Wiggins and his mother were very close, and her 1983 Alzheimer's disease diagnosis may have contributed to his drug problems. He was devastated that she would not be able to enjoy his success in the major leagues. In the last few years of Wiggins's life, he enjoyed a closer relationship with his father, Albert, and he often took his children on visits to see their grandfather. Wiggins had a very difficult time with his father's death in May 1990.
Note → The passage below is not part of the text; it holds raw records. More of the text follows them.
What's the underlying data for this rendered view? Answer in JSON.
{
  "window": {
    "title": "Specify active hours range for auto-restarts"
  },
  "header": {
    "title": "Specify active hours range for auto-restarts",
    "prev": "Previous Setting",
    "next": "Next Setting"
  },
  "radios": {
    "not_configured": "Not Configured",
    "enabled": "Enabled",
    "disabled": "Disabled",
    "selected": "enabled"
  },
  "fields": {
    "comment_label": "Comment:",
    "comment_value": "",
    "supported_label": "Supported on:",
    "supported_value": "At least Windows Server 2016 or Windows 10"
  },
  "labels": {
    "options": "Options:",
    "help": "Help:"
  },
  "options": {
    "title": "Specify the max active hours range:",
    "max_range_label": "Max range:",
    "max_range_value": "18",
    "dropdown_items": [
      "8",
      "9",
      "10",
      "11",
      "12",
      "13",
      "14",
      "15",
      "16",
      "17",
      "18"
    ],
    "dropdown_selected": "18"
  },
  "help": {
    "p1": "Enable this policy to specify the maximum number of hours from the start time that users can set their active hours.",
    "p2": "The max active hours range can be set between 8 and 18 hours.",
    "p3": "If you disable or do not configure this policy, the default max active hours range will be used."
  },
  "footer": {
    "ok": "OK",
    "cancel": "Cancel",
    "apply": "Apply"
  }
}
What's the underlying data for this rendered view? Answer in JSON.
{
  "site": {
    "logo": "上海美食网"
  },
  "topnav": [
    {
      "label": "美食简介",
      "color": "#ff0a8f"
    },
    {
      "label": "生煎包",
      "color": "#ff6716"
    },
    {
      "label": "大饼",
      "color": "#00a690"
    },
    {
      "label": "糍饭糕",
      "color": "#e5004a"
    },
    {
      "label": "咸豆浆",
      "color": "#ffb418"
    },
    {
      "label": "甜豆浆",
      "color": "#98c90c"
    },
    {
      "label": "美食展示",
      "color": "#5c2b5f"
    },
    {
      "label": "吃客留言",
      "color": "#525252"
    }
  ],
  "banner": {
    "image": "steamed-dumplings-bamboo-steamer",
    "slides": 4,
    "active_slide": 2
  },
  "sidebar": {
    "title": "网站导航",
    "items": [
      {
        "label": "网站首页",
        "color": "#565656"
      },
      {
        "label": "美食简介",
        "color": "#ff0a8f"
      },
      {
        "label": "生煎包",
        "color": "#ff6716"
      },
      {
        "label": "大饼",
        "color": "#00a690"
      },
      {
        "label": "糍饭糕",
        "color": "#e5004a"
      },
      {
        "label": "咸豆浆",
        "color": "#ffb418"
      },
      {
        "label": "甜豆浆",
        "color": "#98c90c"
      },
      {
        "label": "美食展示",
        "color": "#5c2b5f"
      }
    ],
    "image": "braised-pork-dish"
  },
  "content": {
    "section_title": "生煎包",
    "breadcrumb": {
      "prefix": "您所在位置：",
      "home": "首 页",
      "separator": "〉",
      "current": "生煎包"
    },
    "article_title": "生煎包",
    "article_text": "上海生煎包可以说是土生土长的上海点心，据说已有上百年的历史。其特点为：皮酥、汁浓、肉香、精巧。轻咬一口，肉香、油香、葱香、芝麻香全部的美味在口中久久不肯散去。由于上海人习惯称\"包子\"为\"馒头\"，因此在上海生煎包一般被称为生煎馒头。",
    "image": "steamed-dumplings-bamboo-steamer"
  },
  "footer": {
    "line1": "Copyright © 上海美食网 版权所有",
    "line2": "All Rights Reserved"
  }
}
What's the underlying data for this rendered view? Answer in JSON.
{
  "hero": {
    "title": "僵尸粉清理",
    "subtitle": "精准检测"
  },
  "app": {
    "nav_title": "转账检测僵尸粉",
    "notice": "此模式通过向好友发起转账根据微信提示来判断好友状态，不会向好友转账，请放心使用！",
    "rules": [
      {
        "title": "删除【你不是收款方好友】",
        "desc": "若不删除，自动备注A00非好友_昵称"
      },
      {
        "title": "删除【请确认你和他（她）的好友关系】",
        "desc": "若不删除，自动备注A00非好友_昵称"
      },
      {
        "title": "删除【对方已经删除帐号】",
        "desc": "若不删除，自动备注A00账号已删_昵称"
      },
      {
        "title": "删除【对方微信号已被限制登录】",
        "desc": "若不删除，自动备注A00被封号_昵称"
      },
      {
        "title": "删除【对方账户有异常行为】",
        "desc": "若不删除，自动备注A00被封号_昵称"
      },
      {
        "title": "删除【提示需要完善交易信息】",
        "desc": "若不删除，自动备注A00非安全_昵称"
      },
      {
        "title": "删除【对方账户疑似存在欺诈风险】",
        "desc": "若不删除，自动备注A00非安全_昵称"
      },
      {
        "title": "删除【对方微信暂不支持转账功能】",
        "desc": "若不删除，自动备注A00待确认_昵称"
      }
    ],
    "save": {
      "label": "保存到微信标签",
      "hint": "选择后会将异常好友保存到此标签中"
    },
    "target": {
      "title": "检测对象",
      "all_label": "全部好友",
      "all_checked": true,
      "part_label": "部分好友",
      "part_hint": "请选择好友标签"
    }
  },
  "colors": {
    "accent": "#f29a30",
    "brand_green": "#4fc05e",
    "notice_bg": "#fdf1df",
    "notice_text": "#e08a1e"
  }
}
The Orioles once gave an IQ test, and Wiggins scored higher than everyone except for Weaver. Wiggins's agent, Tony Attanasio, said that Wiggins's intelligence had caused problems in his relationships with teammates. He said that Wiggins had always been reserved and had a difficult time trusting other people. Wiggins enjoyed stubbornly engaging in debates with his teammates, particularly Padres pitcher Eric Show, just to provoke reactions from them. He liked to read books and newspapers, and his teammates were turned off by these displays of his intellect. According to Attanasio, players in Baltimore also resented Wiggins because he replaced Rich Dauer, who had been a well-liked member of the team. Lee Lacy was one of Wiggins's few friends on the Orioles. Tony Gwynn suggested that Wiggins was sometimes misunderstood. "To not like Alan Wiggins, is to not know Alan Wiggins," Gwynn said.